🤖 AI Summary
In causal inference, linear smoothers face a fundamental trade-off among covariate balance, model assumption dependence, and estimation variance: negative weights alleviate imbalance but exacerbate model misspecification risk and variance, whereas nonnegativity constraints yield the opposite effect. This paper proposes a unified extrapolation regularization framework that replaces hard nonnegativity constraints with soft penalization, establishing—for the first time—a “bias–bias–variance” trilemma theory. It formally characterizes the intrinsic conflict among covariate imbalance, model misspecification, and estimation variance in high dimensions. Leveraging linear smoother theory, we integrate kernel ridge regression with importance weighting to design an adjustable regularization algorithm that jointly optimizes covariate balance and extrapolation error. Empirical evaluation on synthetic data and real-world randomized controlled trial (RCT) extrapolation tasks demonstrates substantial reductions in extrapolation bias and improved robustness and accuracy of treatment effect estimation for target populations.
📝 Abstract
Many common estimators in machine learning and causal inference are linear smoothers, where the prediction is a weighted average of the training outcomes. Some estimators, such as ordinary least squares and kernel ridge regression, allow for arbitrarily negative weights, which improve feature imbalance but often at the cost of increased dependence on parametric modeling assumptions and higher variance. By contrast, estimators like importance weighting and random forests (sometimes implicitly) restrict weights to be non-negative, reducing dependence on parametric modeling and variance at the cost of worse imbalance.

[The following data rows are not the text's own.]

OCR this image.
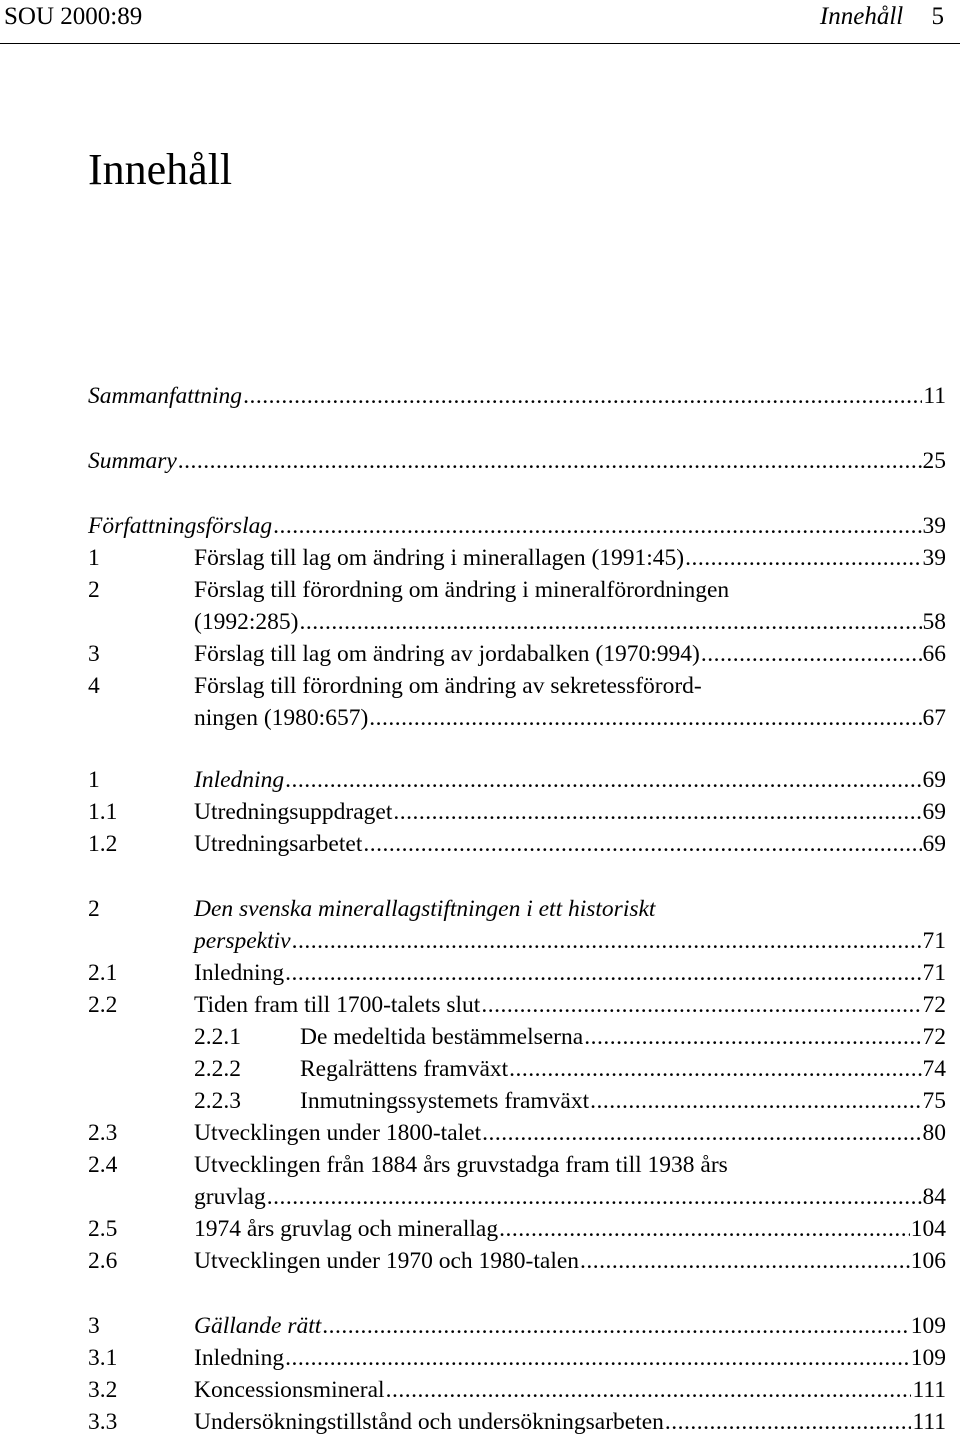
SOU 2000:89	Innehåll 5
Innehåll
Sammanfattning .....	11
Summary .....	25
Författningsförslag .....	39
1	Förslag till lag om ändring i minerallagen (1991:45) .....	39
2	Förslag till förordning om ändring i mineralförordningen
(1992:285) .....	58
3	Förslag till lag om ändring av jordabalken (1970:994) .....	66
4	Förslag till förordning om ändring av sekretessförord-
ningen (1980:657) .....	67
1	Inledning .....	69
1.1	Utredningsuppdraget .....	69
1.2	Utredningsarbetet .....	69
2	Den svenska minerallagstiftningen i ett historiskt
perspektiv .....	71
2.1	Inledning .....	71
2.2	Tiden fram till 1700-talets slut .....	72
2.2.1	De medeltida bestämmelserna .....	72
2.2.2	Regalrättens framväxt .....	74
2.2.3	Inmutningssystemets framväxt .....	75
2.3	Utvecklingen under 1800-talet .....	80
2.4	Utvecklingen från 1884 års gruvstadga fram till 1938 års
gruvlag .....	84
2.5	1974 års gruvlag och minerallag .....	104
2.6	Utvecklingen under 1970 och 1980-talen .....	106
3	Gällande rätt .....	109
3.1	Inledning .....	109
3.2	Koncessionsmineral .....	111
3.3	Undersökningstillstånd och undersökningsarbeten .....	111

In this paper, we propose a unified framework that directly penalizes the level of extrapolation, replacing the current practice of a hard non-negativity constraint with a soft constraint and corresponding hyperparameter. We derive a worst-case extrapolation error bound and introduce a novel "bias-bias-variance" tradeoff, encompassing biases due to feature imbalance, model misspecification, and estimator variance; this tradeoff is especially pronounced in high dimensions, particularly when positivity is poor. We then develop an optimization procedure that regularizes this bound while minimizing imbalance and outline how to use this approach as a sensitivity analysis for dependence on parametric modeling assumptions. We demonstrate the effectiveness of our approach through synthetic experiments and a real-world application, involving the generalization of randomized controlled trial estimates to a target population of interest.